By mid-century, Singapore’s harbor was packed. The river that had been the heart of shipping became too small and congested. The Tanjong Pagar dock company was established in 1860, and New Harbor (later renamed Keppel Harbor) was developed for the bigger steamships.

Coal became king. It was what oil would be in the twentieth century. Workers hauled it in baskets suspended from shoulder poles, ten hours a day, Sundays included. A small staff of well-paid Europeans managed operations while entirely Asian labor did the actual work.

And then came two things that sealed Singapore’s importance. The telegraph cable arrived in 1871, connecting Singapore to a global British communications network. And coal-hungry steamships needed refueling stations at regular intervals across the world’s sea routes. Singapore, sitting right between India and China, was perfectly positioned.
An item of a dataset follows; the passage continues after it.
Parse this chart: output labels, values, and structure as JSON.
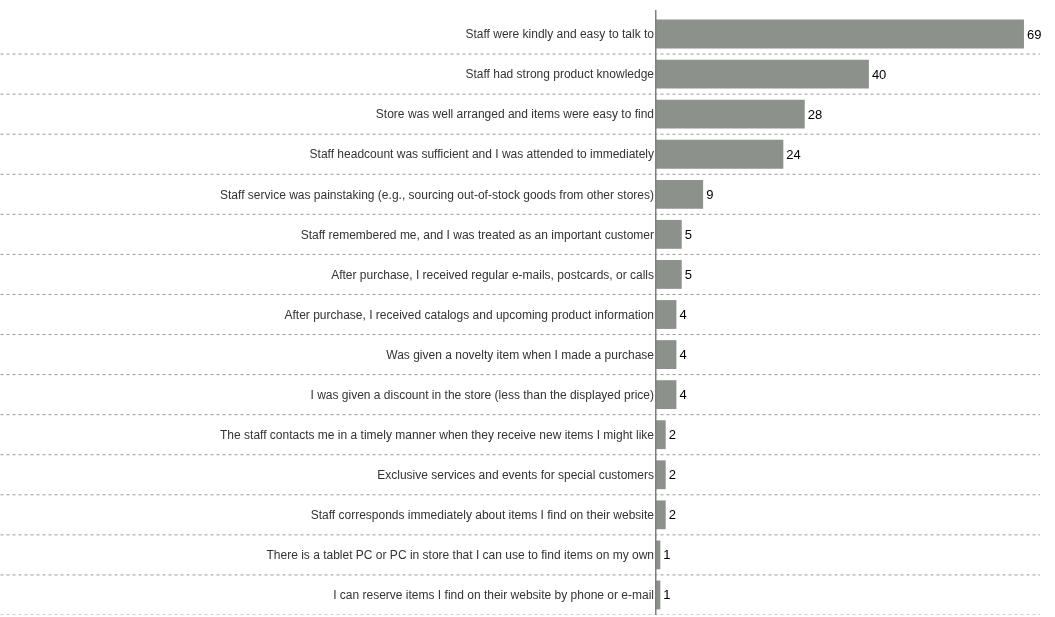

Perry ends this chapter by setting up the Suez Canal’s impact. Steam ships could now go places wind-powered ones couldn’t, including through the Red Sea with its unfavorable winds. But to really connect the Mediterranean to Asia, you needed a canal. And that, as Perry hints, would carry immense importance for Singapore.

This chapter is really about the formula that made Singapore work: British law and order plus Chinese entrepreneurship plus a location that the technology of the age made increasingly valuable. It wasn’t planned. It wasn’t inevitable. But it worked, messy and morally complicated as it was.